You always think harder is better. Maybe next time I patrol, I should carry bricks and use a stake made out of butter.

Buffy ,'The Killer In Me'


Cable Drama: Still Waiting for the Cable Guy to Show Up with the Thread Name...

To be determined... (but it's definitely [NAFDA])


§ ita § - Jul 26, 2010 8:40:33 am PDT #6103 of 12003
Well not canonically, no, but this is transformative fiction.

When did he get to set it all up, though?

During the whole booby-trap setup period? It didn't occur to me it would be any other time.


Jon B. - Jul 26, 2010 8:43:19 am PDT #6104 of 12003
A turkey in every toilet -- only in America!

During the whole booby-trap setup period?

What setup period? After grabbing the cig & matches, they ran off into the woods and didn't get back to the camp until they were captured. What did I miss?


§ ita § - Jul 26, 2010 8:47:05 am PDT #6105 of 12003
Well not canonically, no, but this is transformative fiction.

they ran off into the woods and didn't get back to the camp until they were captured. What did I miss?

They had a period where they were sitting around and whittling and setting up traps. I figured they'd snuck back to camp and set up the fuse in that window and then gotten themselves captured.

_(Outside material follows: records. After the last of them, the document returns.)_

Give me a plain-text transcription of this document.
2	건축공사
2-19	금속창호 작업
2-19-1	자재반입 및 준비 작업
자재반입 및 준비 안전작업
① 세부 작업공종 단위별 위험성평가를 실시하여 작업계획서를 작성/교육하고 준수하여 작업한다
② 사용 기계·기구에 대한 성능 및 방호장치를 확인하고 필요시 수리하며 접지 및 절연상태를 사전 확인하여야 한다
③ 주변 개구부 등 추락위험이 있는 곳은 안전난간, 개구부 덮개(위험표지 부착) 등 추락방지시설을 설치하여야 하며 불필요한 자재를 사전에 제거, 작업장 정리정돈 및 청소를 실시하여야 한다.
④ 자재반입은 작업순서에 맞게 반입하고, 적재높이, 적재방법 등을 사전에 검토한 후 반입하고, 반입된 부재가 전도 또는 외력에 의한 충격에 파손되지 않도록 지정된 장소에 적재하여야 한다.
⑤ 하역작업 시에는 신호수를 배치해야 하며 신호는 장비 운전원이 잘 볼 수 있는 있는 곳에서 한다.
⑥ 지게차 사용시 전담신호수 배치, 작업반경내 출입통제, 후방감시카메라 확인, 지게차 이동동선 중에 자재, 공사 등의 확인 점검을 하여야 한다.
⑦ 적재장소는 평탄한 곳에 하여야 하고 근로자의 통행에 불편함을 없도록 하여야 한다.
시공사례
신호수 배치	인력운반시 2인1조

Jon B. - Jul 26, 2010 9:38:36 am PDT #6106 of 12003
A turkey in every toilet -- only in America!

I can buy that!


Jesse - Jul 26, 2010 2:30:49 pm PDT #6107 of 12003
Sometimes I trip on how happy we could be.

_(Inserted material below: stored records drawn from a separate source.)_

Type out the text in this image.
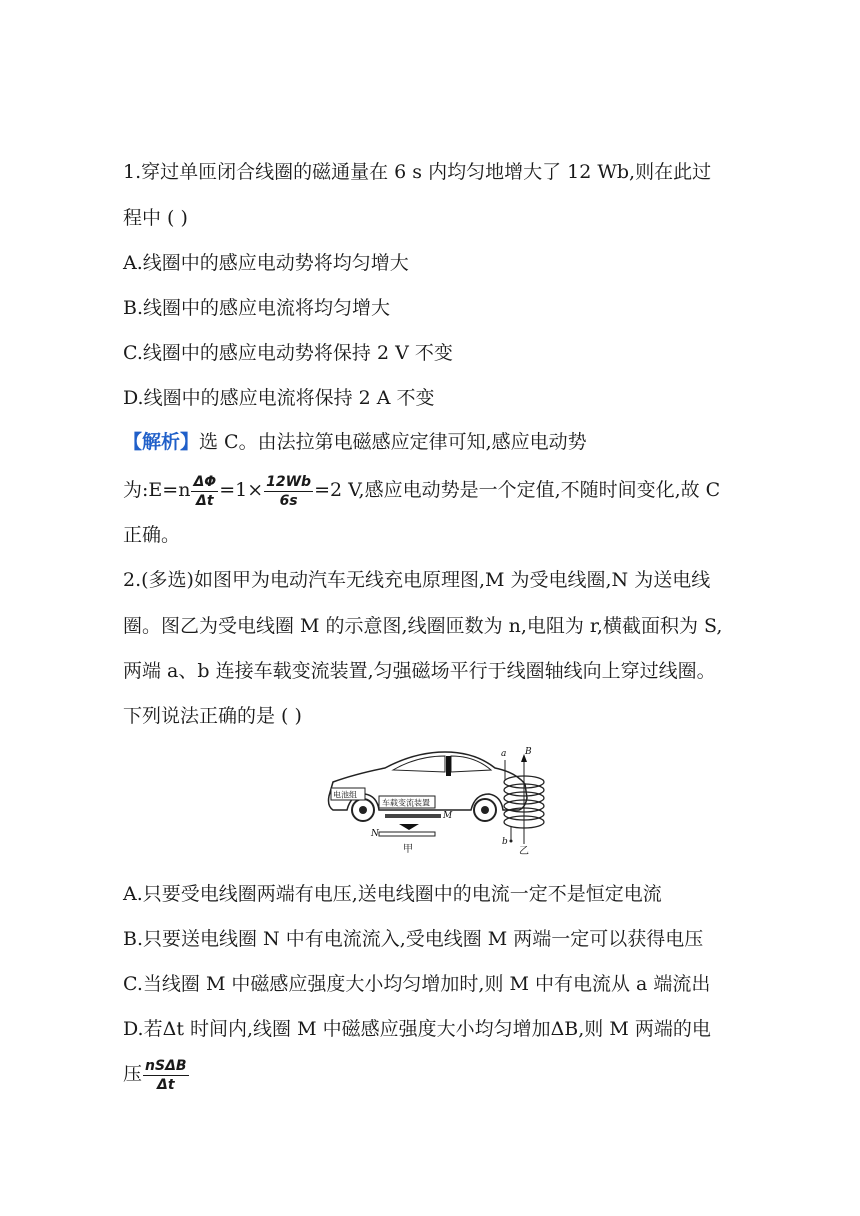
1.穿过单匝闭合线圈的磁通量在 6 s 内均匀地增大了 12 Wb,则在此过
程中 ( )
A.线圈中的感应电动势将均匀增大
B.线圈中的感应电流将均匀增大
C.线圈中的感应电动势将保持 2 V 不变
D.线圈中的感应电流将保持 2 A 不变
【解析】选 C。由法拉第电磁感应定律可知,感应电动势
为:E=n $\frac{\Delta\Phi}{\Delta t} =1\times \frac{12Wb}{6s} =2$ V,感应电动势是一个定值,不随时间变化,故 C
正确。
2.(多选)如图甲为电动汽车无线充电原理图,M 为受电线圈,N 为送电线
圈。图乙为受电线圈 M 的示意图,线圈匝数为 n,电阻为 r,横截面积为 S,
两端 a、b 连接车载变流装置,匀强磁场平行于线圈轴线向上穿过线圈。
下列说法正确的是 ( )
电池组
车载变流装置
M
N
甲
B
a
b
乙
A.只要受电线圈两端有电压,送电线圈中的电流一定不是恒定电流
B.只要送电线圈 N 中有电流流入,受电线圈 M 两端一定可以获得电压
C.当线圈 M 中磁感应强度大小均匀增加时,则 M 中有电流从 a 端流出
D.若Δt 时间内,线圈 M 中磁感应强度大小均匀增加ΔB,则 M 两端的电
压 $\frac{\text{nSΔB}}{\Delta t}$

Draper as the face of the agency started in the gap time -- there's a reason Ad Age was profiling him, and not the agency or anyone else.

"John and Marsha" was the first single (released in 1951) by Stan Freberg. It was a goof on soap operas and consisted of two actors saying each other's names over and over in different tones of voice in a way that created a melodrama. Later in the 50's Freberg revolutionized advertising by injecting humor into what until then had been all about the hard sell.

That's so interesting!


Barb - Jul 26, 2010 3:39:52 pm PDT #6108 of 12003
“Not dead yet!”

Draper as the face of the agency started in the gap time -- there's a reason Ad Age was profiling him, and not the agency or anyone else.

Yeah, but I think for the first time, he's really owning it and I think that's what the end cap interviews were meant to showcase.


DavidS - Jul 26, 2010 8:06:21 pm PDT #6109 of 12003
"Look, son, if it's good enough for Shirley Bassey, it's good enough for you."

Side note on Made Men: I think it's purposeful that they opened the season with Betty being a shitty mom, and person. Because the arc of her character has to go somewhere and it's going to go away from this point. Weiner is not interested in two-dimensional villains, and he's shown sympathy towards Betty before. She's going to have to realize how unfulfilled she is as a mother and wife. We've had hints of what she can be.

Betty Friedan is waiting for her. The Feminine Mystique was already published in 1963. This is the season where she has to change, instead of just changing her marriage.

Friedan was inspired to write The Feminine Mystique after attending a class reunion of her 1942 Smith College graduating class. At the reunion, she sensed that her fellow alumnae felt a general unease with their lives. She followed up the reunion with a questionnaire sent to the other women in her class. The results of the questionnaire confirmed Friedan's impressions. In interpreting the findings, Friedan hypothesized that women are victims of a false belief system that requires them to find identity and meaning in their lives through their husbands and children. She believed that such a system causes women to completely lose their identity in that of their family.

Friedan specifically locates this system among post-World War II white middle-class suburban communities. She suggests that men returning from war turned to their wives for mothering. At the same time, America's post-war economic boom had led to the development of new technologies that were supposed to make household work less difficult, but that often had the result of making women's work less meaningful and valuable.


Jesse - Jul 27, 2010 4:04:04 am PDT #6110 of 12003
Sometimes I trip on how happy we could be.

So, I was listening to David Bianculi talk about the good summer shows on Fresh Air the other day, and I'm all offended that he didn't even mention White Collar! And he only named Leverage in passing. And he named a LOT of shows. Boooo.


Zenkitty - Jul 27, 2010 4:07:52 am PDT #6111 of 12003
Every now and then, I think I might actually be a little odd.

Jesse, call in and yell at him for leaving out two of the best shows!


Jesse - Jul 27, 2010 4:16:40 am PDT #6112 of 12003
Sometimes I trip on how happy we could be.

Too bad it aired last week, and it's not a call-in show!